Cinq ans après avoir vainement essayé de ne pas abandonner devant l'intransigeance psycho-rigide de Demon's Souls, je suis (enfin) venu au bout de (l'enfer) Bloodborne, qui a pourtant fait tout ce qu'il pouvait pour me décourager pendant une bonne grosse quarantaine d'heures étalées sur 6 mois. Je ne sais pas si mon état d'esprit a vraiment changé entretemps. D'ailleurs je ne suis pas certain de vouloir replonger, pour un NG+, une probable suite ou pour l'inévitable DLC qui devrait arriver d'ici la fin de l'année, de m'infliger une nouvelle fois cette torture, une telle dose de stress, après une interminable journée de travail et une heure à transpirer sur un vélo elliptique en respirant bien malgré moi les effluves masculines des usagers du Club Med Gym.
Je ne vais pas mentir, si je suis parvenu à dompter Bloodborne alors que Demon's Souls m'a épuisé après une seule et unique session de jeu, c'est surtout parce que je suis une pute à graphismes : cette direction artistique démente qui mélange esthétique victorienne et horreurs lovecraftiennes est tout simplement incroyable, dantesque, d'une beauté renversante. Dans une moindre mesure je dois avouer que je trouve le système de combat à base de galipettes, d'esquives, de roulés-boulés et de contres improbables à base d'arme à feu, beaucoup plus cool et dynamique que celui des Souls.
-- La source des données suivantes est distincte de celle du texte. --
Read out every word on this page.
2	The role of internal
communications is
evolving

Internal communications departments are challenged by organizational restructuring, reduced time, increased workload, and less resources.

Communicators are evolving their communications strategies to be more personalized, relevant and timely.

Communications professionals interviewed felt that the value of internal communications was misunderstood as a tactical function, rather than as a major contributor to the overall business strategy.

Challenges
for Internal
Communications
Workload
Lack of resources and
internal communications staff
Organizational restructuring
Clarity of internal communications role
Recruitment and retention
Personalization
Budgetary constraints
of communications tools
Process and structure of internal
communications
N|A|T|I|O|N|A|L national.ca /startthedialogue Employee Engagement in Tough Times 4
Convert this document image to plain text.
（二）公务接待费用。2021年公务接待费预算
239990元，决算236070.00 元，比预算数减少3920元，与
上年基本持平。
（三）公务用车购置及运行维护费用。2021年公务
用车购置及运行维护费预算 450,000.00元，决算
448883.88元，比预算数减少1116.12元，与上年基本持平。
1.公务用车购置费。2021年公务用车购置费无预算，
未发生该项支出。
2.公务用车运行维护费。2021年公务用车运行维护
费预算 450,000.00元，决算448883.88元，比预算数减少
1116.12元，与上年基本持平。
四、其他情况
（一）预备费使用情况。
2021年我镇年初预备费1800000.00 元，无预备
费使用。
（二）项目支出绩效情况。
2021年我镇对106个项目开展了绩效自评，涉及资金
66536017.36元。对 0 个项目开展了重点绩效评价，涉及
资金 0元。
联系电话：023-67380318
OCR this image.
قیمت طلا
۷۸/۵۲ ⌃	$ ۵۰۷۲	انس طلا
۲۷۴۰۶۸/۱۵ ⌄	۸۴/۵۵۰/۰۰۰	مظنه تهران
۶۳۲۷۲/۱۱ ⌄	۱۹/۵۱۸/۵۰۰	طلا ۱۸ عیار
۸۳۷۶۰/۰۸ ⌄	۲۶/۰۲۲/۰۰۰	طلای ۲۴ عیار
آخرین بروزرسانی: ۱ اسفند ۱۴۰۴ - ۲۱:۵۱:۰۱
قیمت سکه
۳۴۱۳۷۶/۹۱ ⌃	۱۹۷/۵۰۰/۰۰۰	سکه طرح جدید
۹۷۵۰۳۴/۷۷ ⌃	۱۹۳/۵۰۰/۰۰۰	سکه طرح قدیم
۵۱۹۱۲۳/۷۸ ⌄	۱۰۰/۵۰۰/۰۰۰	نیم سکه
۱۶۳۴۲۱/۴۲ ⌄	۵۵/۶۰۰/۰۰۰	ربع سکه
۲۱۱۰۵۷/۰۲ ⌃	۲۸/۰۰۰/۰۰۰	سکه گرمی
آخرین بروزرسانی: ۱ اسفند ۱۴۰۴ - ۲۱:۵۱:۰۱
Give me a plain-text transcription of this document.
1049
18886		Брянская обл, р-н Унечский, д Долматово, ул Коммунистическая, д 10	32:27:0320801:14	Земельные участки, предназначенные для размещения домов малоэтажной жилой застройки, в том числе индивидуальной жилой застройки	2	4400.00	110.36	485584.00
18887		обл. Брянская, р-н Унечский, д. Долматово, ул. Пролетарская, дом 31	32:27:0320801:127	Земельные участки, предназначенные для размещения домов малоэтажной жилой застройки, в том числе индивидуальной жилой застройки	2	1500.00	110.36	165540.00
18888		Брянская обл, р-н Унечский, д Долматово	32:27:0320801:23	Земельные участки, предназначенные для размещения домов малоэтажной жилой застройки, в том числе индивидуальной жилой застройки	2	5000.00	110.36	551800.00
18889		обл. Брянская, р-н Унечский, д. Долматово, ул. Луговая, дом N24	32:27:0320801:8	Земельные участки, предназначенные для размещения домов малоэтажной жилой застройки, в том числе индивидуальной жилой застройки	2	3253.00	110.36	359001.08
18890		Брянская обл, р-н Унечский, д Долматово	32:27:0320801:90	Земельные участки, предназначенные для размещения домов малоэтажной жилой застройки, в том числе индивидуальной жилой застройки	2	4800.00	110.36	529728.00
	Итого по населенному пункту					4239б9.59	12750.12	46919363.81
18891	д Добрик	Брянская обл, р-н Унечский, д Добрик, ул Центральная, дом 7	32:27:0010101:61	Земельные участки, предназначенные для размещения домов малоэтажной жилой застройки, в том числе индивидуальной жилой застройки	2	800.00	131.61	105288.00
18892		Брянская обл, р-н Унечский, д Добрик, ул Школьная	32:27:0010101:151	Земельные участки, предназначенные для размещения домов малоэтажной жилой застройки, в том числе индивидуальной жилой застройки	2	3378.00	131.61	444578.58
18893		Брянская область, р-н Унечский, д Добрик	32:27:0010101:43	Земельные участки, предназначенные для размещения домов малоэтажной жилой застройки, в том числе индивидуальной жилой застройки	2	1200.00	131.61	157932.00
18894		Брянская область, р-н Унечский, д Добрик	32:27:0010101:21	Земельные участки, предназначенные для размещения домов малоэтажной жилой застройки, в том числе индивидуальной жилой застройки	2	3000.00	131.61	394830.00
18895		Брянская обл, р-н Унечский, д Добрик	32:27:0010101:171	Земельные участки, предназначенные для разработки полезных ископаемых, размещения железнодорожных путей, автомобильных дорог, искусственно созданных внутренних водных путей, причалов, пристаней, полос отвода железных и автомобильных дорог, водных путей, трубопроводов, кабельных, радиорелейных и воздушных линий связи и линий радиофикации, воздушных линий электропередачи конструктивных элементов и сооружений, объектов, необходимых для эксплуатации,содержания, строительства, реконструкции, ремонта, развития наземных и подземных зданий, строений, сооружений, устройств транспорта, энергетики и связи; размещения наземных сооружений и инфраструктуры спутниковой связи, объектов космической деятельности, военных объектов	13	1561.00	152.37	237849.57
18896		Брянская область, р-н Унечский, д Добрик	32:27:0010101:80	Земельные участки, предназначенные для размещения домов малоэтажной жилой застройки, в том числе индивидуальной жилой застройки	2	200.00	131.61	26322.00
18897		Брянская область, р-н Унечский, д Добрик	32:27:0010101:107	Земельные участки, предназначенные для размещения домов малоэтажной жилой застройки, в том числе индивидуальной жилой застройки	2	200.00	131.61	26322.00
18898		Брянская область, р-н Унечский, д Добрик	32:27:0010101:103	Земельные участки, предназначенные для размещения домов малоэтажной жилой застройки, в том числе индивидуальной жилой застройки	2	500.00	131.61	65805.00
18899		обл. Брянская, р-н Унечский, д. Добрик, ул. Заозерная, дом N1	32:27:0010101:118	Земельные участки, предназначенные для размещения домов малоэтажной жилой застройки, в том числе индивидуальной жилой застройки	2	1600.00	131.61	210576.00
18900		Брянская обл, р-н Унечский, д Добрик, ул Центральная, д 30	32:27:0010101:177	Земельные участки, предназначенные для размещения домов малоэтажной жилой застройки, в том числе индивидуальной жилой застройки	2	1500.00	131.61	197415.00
Or, il fallait AU MOINS ça pour accepter de se laisser humilier par les mécaniques implacables et élitistes de Bloodborne : mobs puissants (surtout en meute), boss ultra-agressifs, perte définitive des points d'expérience après deux décès consécutifs, checkpoints relativement éloignés. Même si, au final, le jeu fonctionne un peu comme une université dont les premières années préparatoires serviraient à éliminer le grand nombre possible d'étudiants parmi les plus faibles en se reposant sur une quasi absence de pédagogie et une sévérité vexatoire, avant de s'adoucir progressivement jusqu'à la remise des diplômes : on souffre SURTOUT au début. Non seulement parce que le jeu ne nous offre quasiment aucune information sur son gameplay (et son scénario), mais aussi parce qu'il garde en réserve une partie non négligeable de ses mécaniques les plus friendly et ne les débloque qu'au fur et à mesure de notre progression. Attendez-vous à passer des heures entières dans les deux premières ruelles de la très british ville de Yarnham... Mais pas de panique, comme dirait l'autre, « it gets better » — ou plutôt, « YOU get better ». Chaque échec nous fait progresser à petite dose : on exploite les faiblesses des mobs, on maîtrise peu à peu le système de combat, on assimile les subtilités du level design.
D'abord mesquin — il faut être franchement vicieux pour n'offrir la possibilité au joueur de passer de niveau qu'après la rencontre, inévitablement fatale, avec le premier boss —, Bloodborne finit peu à peu par mettre de l'eau dans son vinaigre : le système d'entraide en ligne à base de messages laissés par d'autres joueurs, les raccourcis trop malins qui compensent tant bien que mal la rareté des checkpoints. Et puis bien sûr un mode coopératif qui fonctionne sur deux axes. Le premier permet d'appeler quelques collègues à la rescousse lorsqu'on bute de manière répétée contre un passage du jeu trop retors ou un boss récalcitrant. Le deuxième nous offre la possibilité d'aider les autres joueurs en détresse, un bon moyen de grinder peperlito, puisqu'ici on ne perd plus ses points d'expérience lorsque l'on passe de vie à trépas.
Pour autant, Bloodborne ne se transforme jamais en promenade de santé. Ne serait-ce que parce qu'il n'est pas toujours très aisé de savoir quels sont nos objectifs et où ils se trouvent dans cet immense labyrinthe dans lequel il n'est pas vraiment très agréable de se perdre. Le jeu reste toujours très avare en informations et ne dévoile son background scénaristique, à la fois convenu et assez complexe, qu'au compte-gouttes. Certains concepts purement géniaux, comme le système de "lucidité", ne peuvent être assimilés qu'avec le temps et une compréhension aigüe du système de gameplay. C'est peut-être encore plus frustrant que la difficulté globale du jeu.
Soyons honnêtes, Bloodborne faiblit un peu dans son dernier tiers, le jeu perd un peu de sa ténébreuse beauté après les niveaux somptueux de Yarnham, d'Hemwick et des Bois Maudits, ses boss manquent un peu de diversité, et les ficelles de son level-design à la Castlevania finissent par être un peu grosses. Pourtant je ne regrette pas l'expérience même si elle a monopolisé le peu de temps que consacre désormais aux jeux vidéo pendant 6 mois.